ここで重要なのは、『コードスキャンの代替』ではなく『コードが着地する前の軽量な一次防御』として使うことです。公式にも、code scanning・Dependabot・secret scanningを補完する位置づけだとあります。レビュー前のセルフチェック、ペアプロの前段、あるいはPRを出す直前の最終確認に入れると運用しやすいです。
管理者向けの最短導入手順
最短で進めるなら、手順は5つです。①対象チームを決める、②AI controlsでCopilot CLIポリシーを確認する、③アプリ配布前にOSとGitの前提をそろえる、④BYOKを許可するか決める、⑤/security-reviewをレビュー前チェックとして案内する。この順番なら、現場配布後に権限で止まる確率を下げられます。

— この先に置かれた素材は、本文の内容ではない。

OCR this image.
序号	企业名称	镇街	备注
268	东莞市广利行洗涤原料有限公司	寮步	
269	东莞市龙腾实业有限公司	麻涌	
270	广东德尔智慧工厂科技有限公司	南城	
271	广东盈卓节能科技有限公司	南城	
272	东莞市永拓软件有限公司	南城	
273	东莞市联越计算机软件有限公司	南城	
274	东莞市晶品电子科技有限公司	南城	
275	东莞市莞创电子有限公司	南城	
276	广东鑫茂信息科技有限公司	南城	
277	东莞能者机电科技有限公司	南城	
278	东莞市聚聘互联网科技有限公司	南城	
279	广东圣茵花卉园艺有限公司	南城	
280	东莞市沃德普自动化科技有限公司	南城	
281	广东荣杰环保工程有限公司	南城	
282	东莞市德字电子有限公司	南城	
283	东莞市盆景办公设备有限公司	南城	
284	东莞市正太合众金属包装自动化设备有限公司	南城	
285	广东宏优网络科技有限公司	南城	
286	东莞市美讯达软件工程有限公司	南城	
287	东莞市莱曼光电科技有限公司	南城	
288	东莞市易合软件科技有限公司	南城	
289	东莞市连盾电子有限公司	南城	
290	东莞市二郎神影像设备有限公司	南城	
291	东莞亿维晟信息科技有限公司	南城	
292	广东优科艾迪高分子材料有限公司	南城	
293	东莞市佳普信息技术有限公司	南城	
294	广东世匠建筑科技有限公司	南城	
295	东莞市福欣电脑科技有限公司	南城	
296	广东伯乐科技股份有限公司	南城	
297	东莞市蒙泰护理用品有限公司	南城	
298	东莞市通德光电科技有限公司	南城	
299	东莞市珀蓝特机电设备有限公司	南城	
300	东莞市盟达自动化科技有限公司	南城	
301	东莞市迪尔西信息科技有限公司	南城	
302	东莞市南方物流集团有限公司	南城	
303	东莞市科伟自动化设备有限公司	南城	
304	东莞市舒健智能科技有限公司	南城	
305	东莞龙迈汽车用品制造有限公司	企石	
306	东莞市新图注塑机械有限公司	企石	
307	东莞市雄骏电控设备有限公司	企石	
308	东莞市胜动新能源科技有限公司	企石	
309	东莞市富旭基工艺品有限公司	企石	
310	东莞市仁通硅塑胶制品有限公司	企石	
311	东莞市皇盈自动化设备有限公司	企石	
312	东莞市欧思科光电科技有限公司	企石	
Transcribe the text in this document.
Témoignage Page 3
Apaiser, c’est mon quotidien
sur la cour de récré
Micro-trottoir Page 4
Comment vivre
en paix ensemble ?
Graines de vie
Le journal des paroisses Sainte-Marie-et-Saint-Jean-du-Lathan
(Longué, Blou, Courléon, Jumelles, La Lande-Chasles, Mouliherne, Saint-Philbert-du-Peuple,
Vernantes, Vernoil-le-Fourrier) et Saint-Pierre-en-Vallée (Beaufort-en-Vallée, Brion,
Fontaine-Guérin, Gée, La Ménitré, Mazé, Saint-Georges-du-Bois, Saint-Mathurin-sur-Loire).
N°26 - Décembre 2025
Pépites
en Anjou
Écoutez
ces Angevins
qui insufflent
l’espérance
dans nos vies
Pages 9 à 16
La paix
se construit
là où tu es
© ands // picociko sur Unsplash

特にBusiness/Enterpriseでは、CLIポリシーを閉じたままアプリだけ配るミスが起きやすいです。Docs上でも、CLIはエンタープライズ設定のCopilot Clientsから有効化する仕組みになっています。アプリ導入の話に見えて、実際には『Copilot CLIをどこまで許可するか』のガバナンス判断が先に必要だと理解したほうが安全です。
よくある質問
Q. Copilot契約がなくても使えますか。A. 公式発表ではBYOKに対応しており、自前のモデルプロバイダーで動かす形ならCopilot契約なしでも利用できます。ただし、社内で使うならAPIキーの管理主体と費用負担を事前に決めるべきです。
Q. まず有効化すべき追加機能はありますか。A. 2026年7月27日時点では /security-review が優先候補です。新機能を増やす前に、変更差分のセルフチェックを標準化したほうが、導入効果を説明しやすく、運用事故も減らしやすいからです。
今すぐ判断したい企業向けの結論
GitHub Copilot appの全プラン対応は、単なる利用者拡大ではなく、GitHub上の作業とローカルのエージェント実行を一続きで扱う入口が広がった出来事です。個人なら無料またはBYOKで試しやすくなり、企業ならCLIポリシーとレビュー導線の設計が導入成否を分けます。『まず一部チームで試し、/security-reviewまで含めて手順化する』のが、2026年7月時点では最も現実的な始め方です。